Atomic Bomb Survivors: Long-term Health Effects of Radiation

Mabuchi K, Fujiwara S, Preston DL, Shimizu Y, Nakamura N, Shore RE
Dennis C. Shrieve, Jay S. Loeffler, eds. Human Radiation Injury.
Philadelphia: Lippincott, Williams & Wilkins; 2010, pp 89-113

Summary
This review summarizes what has been learned regarding the health effects of radiation exposure to the atomic bombs in Hiroshima and Nagasaki and the potential for further insights. A major effect has been the increased incidence and mortality risks of hematopoietic and solid cancers that adversely affect the longevity and quality of life of the exposed survivors. There also is emerging evidence of dose-related increases in risks of cardiovascular and several other late-onset non-cancer diseases.
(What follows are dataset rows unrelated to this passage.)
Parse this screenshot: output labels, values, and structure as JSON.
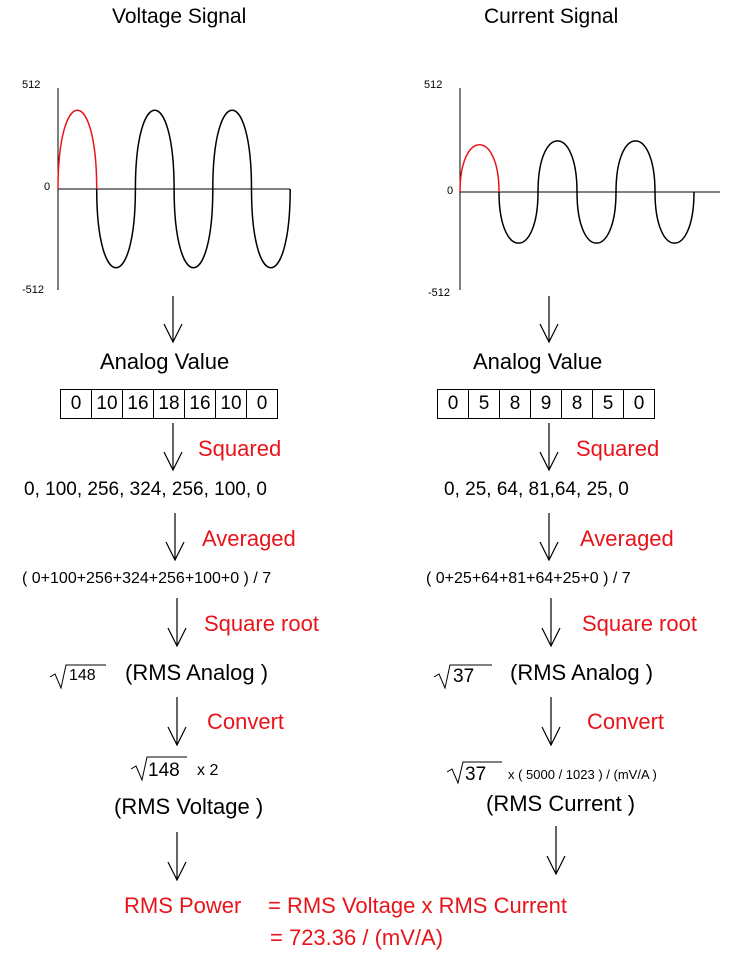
{
  "colors": {
    "highlight": "#e8141b",
    "ink": "#000000"
  },
  "voltage": {
    "title": "Voltage Signal",
    "axis": {
      "max_label": "512",
      "zero_label": "0",
      "min_label": "-512"
    },
    "wave": {
      "amplitude_first": 400,
      "amplitude_rest": 400,
      "half_cycles": 6
    },
    "analog_label": "Analog Value",
    "analog_values": [
      "0",
      "10",
      "16",
      "18",
      "16",
      "10",
      "0"
    ],
    "squared_label": "Squared",
    "squared_values": "0, 100, 256, 324, 256, 100, 0",
    "averaged_label": "Averaged",
    "averaged_expr": "( 0+100+256+324+256+100+0 ) / 7",
    "sqrt_label": "Square root",
    "rms_sqrt_value": "148",
    "rms_analog_label": "(RMS Analog )",
    "convert_label": "Convert",
    "convert_sqrt_value": "148",
    "convert_factor": "x 2",
    "rms_result_label": "(RMS Voltage )"
  },
  "current": {
    "title": "Current Signal",
    "axis": {
      "max_label": "512",
      "zero_label": "0",
      "min_label": "-512"
    },
    "wave": {
      "amplitude_first": 240,
      "amplitude_rest": 260,
      "half_cycles": 6
    },
    "analog_label": "Analog Value",
    "analog_values": [
      "0",
      "5",
      "8",
      "9",
      "8",
      "5",
      "0"
    ],
    "squared_label": "Squared",
    "squared_values": "0, 25, 64, 81,64, 25, 0",
    "averaged_label": "Averaged",
    "averaged_expr": "( 0+25+64+81+64+25+0 ) / 7",
    "sqrt_label": "Square root",
    "rms_sqrt_value": "37",
    "rms_analog_label": "(RMS Analog )",
    "convert_label": "Convert",
    "convert_sqrt_value": "37",
    "convert_factor": "x ( 5000 / 1023 ) / (mV/A )",
    "rms_result_label": "(RMS Current )"
  },
  "power": {
    "label": "RMS Power",
    "equation": "= RMS Voltage x RMS Current",
    "result": "= 723.36 / (mV/A)"
  }
}
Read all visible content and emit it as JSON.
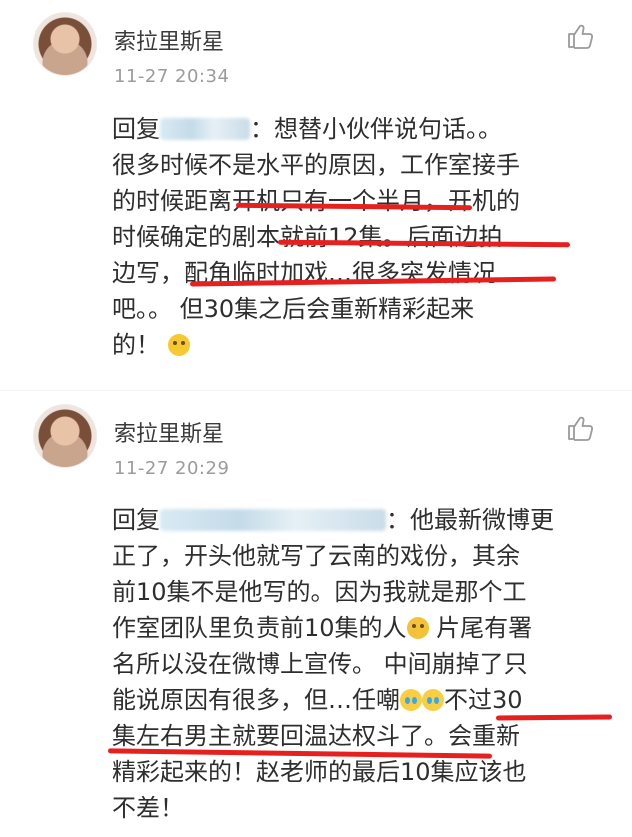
{
  "comments": [
    {
      "author": "索拉里斯星",
      "time": "11-27  20:34",
      "lines": [
        {
          "pre": "回复",
          "post": "：想替小伙伴说句话。。"
        },
        {
          "text": "很多时候不是水平的原因，工作室接手"
        },
        {
          "text": "的时候距离开机只有一个半月，开机的"
        },
        {
          "text": "时候确定的剧本就前12集。后面边拍"
        },
        {
          "text": "边写，配角临时加戏…很多突发情况"
        },
        {
          "text": "吧。。    但30集之后会重新精彩起来"
        },
        {
          "text": "的！"
        }
      ]
    },
    {
      "author": "索拉里斯星",
      "time": "11-27  20:29",
      "lines": [
        {
          "pre": "回复",
          "post": "：他最新微博更"
        },
        {
          "text": "正了，开头他就写了云南的戏份，其余"
        },
        {
          "text": "前10集不是他写的。因为我就是那个工"
        },
        {
          "text": "作室团队里负责前10集的人"
        },
        {
          "text": "名所以没在微博上宣传。  中间崩掉了只"
        },
        {
          "text": "能说原因有很多，但…任嘲"
        },
        {
          "text": "集左右男主就要回温达权斗了。会重新"
        },
        {
          "text": "精彩起来的！赵老师的最后10集应该也"
        },
        {
          "text": "不差！"
        }
      ],
      "line4_tail": " 片尾有署",
      "line6_tail": "不过30"
    }
  ],
  "colors": {
    "underline": "#e61f1f",
    "time": "#9b9b9b",
    "text": "#2e2e2e"
  },
  "icons": {
    "like": "thumbs-up-icon",
    "emoji_grin": "grimace-emoji",
    "emoji_tongue": "wink-tongue-emoji",
    "emoji_cry": "laugh-cry-emoji"
  }
}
The apparent life-long radiation-related risk for solid cancer and non-cancer diseases is a matter of public-health concern and scientific importance.

Much has been learned about the dose response for solid cancers and how it is modified by gender, age and time. Much more, however, needs to be learned about organ-specific cancer risks and their potential risk modifiers, e.g., smoking, female reproductive factors, viral infection, nutrition, etc. Further knowledge in this area will help in extrapolating the risk data from the Japanese population to others with differing disease background. Importantly, biological samples for many of the survivors offer opportunities for learning more about radiation carcinogenesis at more fundamental levels. New insights into the nature of the radiation-related risk will undoubtedly come from further follow-up investigations.

Radiation effects on cardiovascular and other late-onset diseases were recently identified and will become clearer as young survivors become older. The longitudinal clinical examination program (Adult Health Study) has effectively identified a number of specific diseases associated with radiation (e.g., thyroid nodule, hyperthyroidism, hypertension, liver disease) and shed light on radiation-related changes suggestive of possible biological mechanisms involved. More advances can be expected from this approach.

The RERF cohort of the children exposed to the bomb inutero is small but very unique. The RERF data have shown a radiation-related increase for solid cancers occurring in early adult years, accompanied by an emerging trend of a radiation-related risk of non-cancer diseases. More follow-up is needed to determine the long-term potential for late neurological effects in this population.

Early reports of possible genetic effects revealed no demonstrable adverse effects on birth defects, other undesirable pregnancy outcomes, or molecular indicators of genetic effects. Given the relatively low parental dose distribution, the negative results do not necessarily indicate that there is no effect, but do provide an upper bound limit on risk estimates. Additional data on adult-onset multifactorial disease (such as diabetes and circulatory disease) are expected to provide additional information unavailable elsewhere, as will data on late-onset Mendelian diseases.

The studies of the atomic bomb survivors and their children have contributed a great deal of scientific knowledge on the health effects of radiation exposure. The atomic bomb cohort studies are widely acknowledged as the “gold standard“ in studies of radiation health effects and radiological protection. This is a result of the availability of well-characterized radiation dose estimates and well-defined populations that have been followed up with remarkable effectiveness. The atomic bomb survivor studies do not provide the full answer regarding radiation effects, as they represent responses to a single acute external radiation exposure, but not protracted exposures. Nevertheless, these studies provide by far the strongest foundation available for human radiation risk assessment.